Sunday, August 11, 2013

How Does the NSA Collect PRISM Data?

prism logo
News outlets and social media have been abuzz with talk of PRISM, the NSA's secret mass electronic surveillance program revealed by Edward Snowden.  For more information about what PRISM is, read the excellent article at The Verge, "Everything you need to know about PRISM". This article covers everything except how data is collected.

We still don't know exactly how data is collected. Slides from the top secret presentation that Snowden leaked to The Guardian and The Washington Post state that the NSA has direct access to the servers of Google, Facebook, Microsoft, Yahoo, Apple, AOL and others.  These tech companies have denied that such direct access exist.  For example, Yahoo stated publicly: "Yahoo! takes users' privacy very seriously. We do not provide the government with direct access to our servers, systems, or network."  The other companies have given similar statements.

Someone must be lying.  It doesn't make a lot of sense for a top secret internal presentation to be false. No one was supposed to see it.  However, tech companies don't have any reason to lie, either.  If they were complicit in the PRISM program, it will likely come out eventually, and their denials will result in extremely bad PR when their cooperation is revealed.  Although the government can use FISA warrants to collect data and keep the company quiet, I don't imagine that the company has a legal requirement to actively deny participation in government programs.

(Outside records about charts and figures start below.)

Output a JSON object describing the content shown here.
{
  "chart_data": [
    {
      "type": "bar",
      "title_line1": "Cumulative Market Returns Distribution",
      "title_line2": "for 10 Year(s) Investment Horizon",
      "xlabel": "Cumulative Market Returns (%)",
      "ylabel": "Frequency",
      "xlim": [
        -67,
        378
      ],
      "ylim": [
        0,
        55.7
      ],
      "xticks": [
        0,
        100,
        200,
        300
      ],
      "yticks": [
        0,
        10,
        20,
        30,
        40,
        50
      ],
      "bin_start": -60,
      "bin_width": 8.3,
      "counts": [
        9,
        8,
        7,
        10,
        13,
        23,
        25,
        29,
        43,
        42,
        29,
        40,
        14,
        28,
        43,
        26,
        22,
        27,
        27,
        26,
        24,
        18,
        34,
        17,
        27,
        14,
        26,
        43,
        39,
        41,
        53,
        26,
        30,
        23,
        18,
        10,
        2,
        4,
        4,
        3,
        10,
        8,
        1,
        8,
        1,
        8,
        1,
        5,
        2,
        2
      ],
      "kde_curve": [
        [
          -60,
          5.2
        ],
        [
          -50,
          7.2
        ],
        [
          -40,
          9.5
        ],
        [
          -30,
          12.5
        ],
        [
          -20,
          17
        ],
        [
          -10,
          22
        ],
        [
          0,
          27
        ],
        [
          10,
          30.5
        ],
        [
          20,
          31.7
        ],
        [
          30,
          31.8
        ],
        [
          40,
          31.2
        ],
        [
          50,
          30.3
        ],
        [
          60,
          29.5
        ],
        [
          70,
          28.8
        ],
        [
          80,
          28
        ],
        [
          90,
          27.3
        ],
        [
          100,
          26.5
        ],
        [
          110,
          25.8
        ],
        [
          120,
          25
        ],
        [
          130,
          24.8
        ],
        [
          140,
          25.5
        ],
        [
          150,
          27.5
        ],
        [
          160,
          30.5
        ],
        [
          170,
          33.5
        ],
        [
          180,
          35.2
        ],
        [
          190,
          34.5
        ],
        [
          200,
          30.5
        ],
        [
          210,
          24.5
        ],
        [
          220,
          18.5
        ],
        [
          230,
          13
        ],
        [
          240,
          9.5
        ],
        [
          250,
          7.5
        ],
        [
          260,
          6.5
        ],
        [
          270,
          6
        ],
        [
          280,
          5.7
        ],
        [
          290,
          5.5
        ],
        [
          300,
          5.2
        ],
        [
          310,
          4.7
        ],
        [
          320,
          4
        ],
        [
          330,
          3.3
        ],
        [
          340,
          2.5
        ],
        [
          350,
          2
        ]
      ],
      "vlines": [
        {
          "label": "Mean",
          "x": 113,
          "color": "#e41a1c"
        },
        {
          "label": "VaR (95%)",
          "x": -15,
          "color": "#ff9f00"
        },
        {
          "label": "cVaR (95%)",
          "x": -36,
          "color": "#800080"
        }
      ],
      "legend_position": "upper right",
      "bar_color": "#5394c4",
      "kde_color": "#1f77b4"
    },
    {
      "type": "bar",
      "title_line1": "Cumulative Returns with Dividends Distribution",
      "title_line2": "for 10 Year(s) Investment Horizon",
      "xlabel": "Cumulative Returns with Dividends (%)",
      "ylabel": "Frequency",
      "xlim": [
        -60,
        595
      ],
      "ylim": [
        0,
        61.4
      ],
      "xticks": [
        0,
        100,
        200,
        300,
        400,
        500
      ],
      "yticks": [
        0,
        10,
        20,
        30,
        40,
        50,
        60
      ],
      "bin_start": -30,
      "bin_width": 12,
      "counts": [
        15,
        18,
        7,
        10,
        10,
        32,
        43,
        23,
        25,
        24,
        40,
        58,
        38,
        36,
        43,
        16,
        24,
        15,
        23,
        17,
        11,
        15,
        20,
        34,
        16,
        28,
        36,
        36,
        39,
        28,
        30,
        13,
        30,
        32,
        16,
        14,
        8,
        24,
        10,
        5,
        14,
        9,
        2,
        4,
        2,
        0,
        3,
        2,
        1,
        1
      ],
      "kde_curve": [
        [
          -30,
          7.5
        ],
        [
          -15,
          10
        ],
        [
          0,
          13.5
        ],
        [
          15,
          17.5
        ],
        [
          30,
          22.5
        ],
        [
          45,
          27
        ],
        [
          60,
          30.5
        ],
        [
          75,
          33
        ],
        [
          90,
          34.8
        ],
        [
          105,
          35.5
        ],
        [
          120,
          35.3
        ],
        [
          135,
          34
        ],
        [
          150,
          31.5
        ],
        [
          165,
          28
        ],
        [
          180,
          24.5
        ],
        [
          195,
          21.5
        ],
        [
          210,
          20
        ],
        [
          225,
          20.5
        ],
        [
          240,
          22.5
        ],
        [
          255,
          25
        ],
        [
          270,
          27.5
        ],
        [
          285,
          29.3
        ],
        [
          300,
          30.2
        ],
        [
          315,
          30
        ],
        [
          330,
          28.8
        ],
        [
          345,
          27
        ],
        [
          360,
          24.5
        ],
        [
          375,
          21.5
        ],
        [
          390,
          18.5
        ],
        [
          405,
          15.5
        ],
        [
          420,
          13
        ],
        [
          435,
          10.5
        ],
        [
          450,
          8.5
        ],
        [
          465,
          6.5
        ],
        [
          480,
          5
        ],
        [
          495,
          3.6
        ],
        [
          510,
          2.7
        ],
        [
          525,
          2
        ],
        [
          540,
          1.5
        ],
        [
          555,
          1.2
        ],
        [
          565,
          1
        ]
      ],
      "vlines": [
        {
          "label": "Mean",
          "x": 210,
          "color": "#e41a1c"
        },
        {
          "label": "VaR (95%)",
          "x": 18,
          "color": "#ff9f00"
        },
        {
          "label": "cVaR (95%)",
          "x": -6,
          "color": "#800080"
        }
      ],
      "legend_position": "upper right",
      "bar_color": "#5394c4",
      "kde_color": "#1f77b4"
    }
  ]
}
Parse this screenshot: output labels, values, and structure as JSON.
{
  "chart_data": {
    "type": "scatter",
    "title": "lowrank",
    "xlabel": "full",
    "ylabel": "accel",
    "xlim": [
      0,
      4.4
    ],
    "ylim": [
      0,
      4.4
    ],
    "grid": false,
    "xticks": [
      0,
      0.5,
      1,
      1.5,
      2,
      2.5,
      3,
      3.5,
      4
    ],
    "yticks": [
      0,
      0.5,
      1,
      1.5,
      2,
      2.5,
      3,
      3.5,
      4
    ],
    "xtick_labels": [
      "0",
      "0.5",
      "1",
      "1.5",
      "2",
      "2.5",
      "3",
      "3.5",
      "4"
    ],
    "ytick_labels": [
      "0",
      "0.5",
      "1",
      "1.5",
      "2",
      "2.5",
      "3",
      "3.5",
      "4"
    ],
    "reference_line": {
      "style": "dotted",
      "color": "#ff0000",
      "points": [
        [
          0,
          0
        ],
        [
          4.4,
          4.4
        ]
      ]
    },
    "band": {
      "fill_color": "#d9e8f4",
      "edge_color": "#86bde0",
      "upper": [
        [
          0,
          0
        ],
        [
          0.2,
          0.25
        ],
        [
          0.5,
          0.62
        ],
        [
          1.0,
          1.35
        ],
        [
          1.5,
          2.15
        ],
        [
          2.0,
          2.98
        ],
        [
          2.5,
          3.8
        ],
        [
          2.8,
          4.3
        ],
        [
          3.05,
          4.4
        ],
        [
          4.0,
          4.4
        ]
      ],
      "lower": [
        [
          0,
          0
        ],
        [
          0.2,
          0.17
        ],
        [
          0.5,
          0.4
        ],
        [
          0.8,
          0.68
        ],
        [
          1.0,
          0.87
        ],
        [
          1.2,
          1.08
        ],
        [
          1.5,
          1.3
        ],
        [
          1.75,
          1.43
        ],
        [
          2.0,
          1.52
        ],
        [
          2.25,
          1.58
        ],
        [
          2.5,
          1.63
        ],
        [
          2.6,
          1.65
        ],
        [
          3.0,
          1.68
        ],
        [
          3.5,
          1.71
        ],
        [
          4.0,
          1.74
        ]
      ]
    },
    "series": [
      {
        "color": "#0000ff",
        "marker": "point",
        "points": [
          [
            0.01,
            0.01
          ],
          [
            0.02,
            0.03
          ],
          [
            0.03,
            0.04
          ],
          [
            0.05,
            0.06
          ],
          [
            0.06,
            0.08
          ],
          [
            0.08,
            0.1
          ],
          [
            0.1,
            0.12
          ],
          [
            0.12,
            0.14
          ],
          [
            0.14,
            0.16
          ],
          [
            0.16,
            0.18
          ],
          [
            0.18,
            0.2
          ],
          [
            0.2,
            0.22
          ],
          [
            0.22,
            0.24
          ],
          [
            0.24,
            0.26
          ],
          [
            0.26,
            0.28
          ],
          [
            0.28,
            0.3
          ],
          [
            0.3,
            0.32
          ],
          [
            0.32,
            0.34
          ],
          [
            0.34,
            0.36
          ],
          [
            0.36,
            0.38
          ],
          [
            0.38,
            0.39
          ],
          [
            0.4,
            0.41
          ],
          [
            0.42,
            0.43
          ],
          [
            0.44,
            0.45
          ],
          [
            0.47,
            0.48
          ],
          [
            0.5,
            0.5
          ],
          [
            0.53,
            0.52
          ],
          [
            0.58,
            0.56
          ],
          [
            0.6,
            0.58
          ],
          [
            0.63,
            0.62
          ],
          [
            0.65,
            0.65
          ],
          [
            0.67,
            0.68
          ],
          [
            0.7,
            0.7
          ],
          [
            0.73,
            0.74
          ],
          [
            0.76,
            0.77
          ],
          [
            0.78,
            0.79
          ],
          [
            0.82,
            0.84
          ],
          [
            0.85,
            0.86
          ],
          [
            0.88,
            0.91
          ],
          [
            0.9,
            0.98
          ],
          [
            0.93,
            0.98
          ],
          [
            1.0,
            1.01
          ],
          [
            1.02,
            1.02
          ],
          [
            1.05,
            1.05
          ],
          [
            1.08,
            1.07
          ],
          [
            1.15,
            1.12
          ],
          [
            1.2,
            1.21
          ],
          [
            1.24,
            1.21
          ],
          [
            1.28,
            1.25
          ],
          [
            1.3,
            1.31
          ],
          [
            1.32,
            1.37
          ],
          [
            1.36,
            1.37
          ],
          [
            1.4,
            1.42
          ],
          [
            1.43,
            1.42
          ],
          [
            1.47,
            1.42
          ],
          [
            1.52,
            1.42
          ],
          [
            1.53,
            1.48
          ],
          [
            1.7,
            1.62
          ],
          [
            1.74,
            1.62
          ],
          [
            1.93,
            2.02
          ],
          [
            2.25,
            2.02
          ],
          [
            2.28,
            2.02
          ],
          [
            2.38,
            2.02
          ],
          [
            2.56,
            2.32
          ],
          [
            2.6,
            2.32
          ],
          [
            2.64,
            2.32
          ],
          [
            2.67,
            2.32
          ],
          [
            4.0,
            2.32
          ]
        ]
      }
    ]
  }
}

What is the truth?  Well, one hint is the XKeyscore program revealed by Snowden several weeks ago, which gives us insight into what data is being collected.  XKeyscore allows for the collection of emails, web searches, social media data, and other types of data.  According to one presentation it collects data on "nearly everything a typical user does on the internet." That still doesn't answer the question of how data is collected, but we can surmise from the type of data collected: this is mostly data that can be collected from internet service providers and major hubs of the Internet.

While tech companies have denied giving direct access to the government, I have not heard such claims from ISPs.  Since everyone accesses the Internet through an ISP, it would be a simple matter for the government to create a FISA warrant that allows the NSA to get access to an ISP's data and prevent the ISPs from disclosing that the warrant was ever received.  We know that the NSA is collecting phone call metadata from the four major US phone carriers (see MAINWAY). It would follow that the NSA is also collecting Internet data from the major US ISPs.

Even if the NSA isn't directly collecting data from ISPs, they could also collect data from major Internet routers that make up the backbone of the Internet.  I'm a little rusty on this, so I may not get this 100% correct, but the Internet is composed of a bunch of networks, which are connected by routers.  The only job of these routers is to forward packets of data to their destination.  Many of these routers are located in the US.  For example, one of the largest Internet networks in the world is Equinix, owned by Equinix, Inc.  Equinix has data centers all over the world, including over a dozen in the United States.  The NSA could serve Equinix with a FISA warrant, plant surveillance software one or more of their routers, and monitor all data passing through the router.  This would allow the NSA to spy on millions of users' Internet activities--and not just Americans, but anyone who was using this American network.  If the NSA monitored most of the major Internet routers that were physically located in the US, I imagine they could monitor most of the world's Internet traffic.

This is how I speculate the NSA is obtaining PRISM data.  While it does not give the NSA direct access to tech company servers, they can directly access data being sent to and from these companies.  I think the presentation perhaps exaggerated the directness of the data access.  Perhaps it was intentional on the part of the presentation authors.  PRISM users were supposed to think that tech companies were cooperating with the government, so that these NSA analysts would have less questions about the legality of PRISM.  Often, in secret facilities, one employee doesn't have the clearance to know what another employee knows.

In any case, I imagine that the NSA is using one or both of these ways to collect PRISM data.